BHP Billiton to cut 163 jobs at Mount Arthur coal mine in Australia

3 July 2014 (Last Updated July 3rd, 2014 18:30)

Anglo-Australian mining giant BHP Billiton will axe 163 jobs at its Mount Arthur open cut coal mine near Muswellbrook, to trim costs amidst falling coal prices.

BHP_Billiton_Mt_Arthur

Anglo-Australian mining giant BHP Billiton will axe 163 jobs at its Mount Arthur open cut coal mine near Muswellbrook, to trim costs amidst falling coal prices.

BHP Billiton New South Wales energy coal asset president Peter Sharpe said the changes will be effective in the next couple of months after the company holds consultations with the affected employees and the unions.

"The purpose of this transformation exercise is to ensure that our operations remain sustainable for the long term, and we will continue to assess opportunities and make the necessary adjustments," Sharpe said.

The job cuts will affect 89 staff members, 55 production employees and 19 contractors. The latest round brings the total number of job cuts at the mine to 250 since June when 100 contractors were removed.

"The changes will be effective in the next couple of months after the company holds consultations with the affected employees and the unions."

A report released by ANZ Bank earlier this week stated that around 75,000 mining jobs are likely to be lost in the country over the next two years.

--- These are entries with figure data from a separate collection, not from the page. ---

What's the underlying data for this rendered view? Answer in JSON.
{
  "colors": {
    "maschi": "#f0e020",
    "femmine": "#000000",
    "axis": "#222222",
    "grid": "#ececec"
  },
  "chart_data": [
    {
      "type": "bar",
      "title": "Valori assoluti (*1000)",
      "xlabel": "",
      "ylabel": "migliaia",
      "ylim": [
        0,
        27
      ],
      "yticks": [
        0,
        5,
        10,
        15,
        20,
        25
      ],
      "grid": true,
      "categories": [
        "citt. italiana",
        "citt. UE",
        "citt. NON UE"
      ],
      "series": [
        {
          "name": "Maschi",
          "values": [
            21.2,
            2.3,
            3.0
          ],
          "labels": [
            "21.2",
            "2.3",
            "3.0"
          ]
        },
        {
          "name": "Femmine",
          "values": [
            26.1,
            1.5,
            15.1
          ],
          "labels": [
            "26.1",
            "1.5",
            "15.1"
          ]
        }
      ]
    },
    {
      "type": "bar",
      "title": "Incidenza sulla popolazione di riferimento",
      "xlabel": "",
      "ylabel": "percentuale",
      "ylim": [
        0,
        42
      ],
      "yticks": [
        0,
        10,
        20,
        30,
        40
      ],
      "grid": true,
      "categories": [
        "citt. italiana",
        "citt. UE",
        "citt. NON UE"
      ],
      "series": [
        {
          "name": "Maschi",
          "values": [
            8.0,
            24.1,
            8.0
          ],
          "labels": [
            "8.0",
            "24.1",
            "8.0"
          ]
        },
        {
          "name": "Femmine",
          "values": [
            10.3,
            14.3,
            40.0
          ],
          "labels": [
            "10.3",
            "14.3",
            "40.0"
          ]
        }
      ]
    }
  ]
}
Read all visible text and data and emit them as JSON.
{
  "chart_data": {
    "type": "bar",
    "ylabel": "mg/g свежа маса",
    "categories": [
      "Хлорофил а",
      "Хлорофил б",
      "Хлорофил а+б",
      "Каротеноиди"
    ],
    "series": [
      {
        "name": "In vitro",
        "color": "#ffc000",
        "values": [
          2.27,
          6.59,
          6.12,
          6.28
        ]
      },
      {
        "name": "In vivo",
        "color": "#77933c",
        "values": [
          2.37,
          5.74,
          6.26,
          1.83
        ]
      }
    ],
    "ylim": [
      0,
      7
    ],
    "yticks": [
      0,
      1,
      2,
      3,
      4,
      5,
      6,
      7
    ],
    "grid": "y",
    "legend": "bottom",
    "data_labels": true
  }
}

Federal Hunter MP Joel Fitzgibbon was quoted by ABC as saying that the latest job cuts are another example of why the region's coal industry needs community support. He added that governments need to be careful not to put too many constraints on the industry.

According to a paper released by The Australia Institute in June, the state governments in Australia spent $17.6bn over six years to support the mineral and fossil fuel industries. Queensland spent the largest at $9.5bn, followed by Western Australia at $6.2bn.

"State government assistance to the mineral and fossil fuel industries appears substantial even when compared to big budget items, such as health, education and law and order," the paper said.


Image: Declining coal prices are forcing mining companies in Australia to resort to job cuts. Photo: courtesy of Marcus Wong Wongm.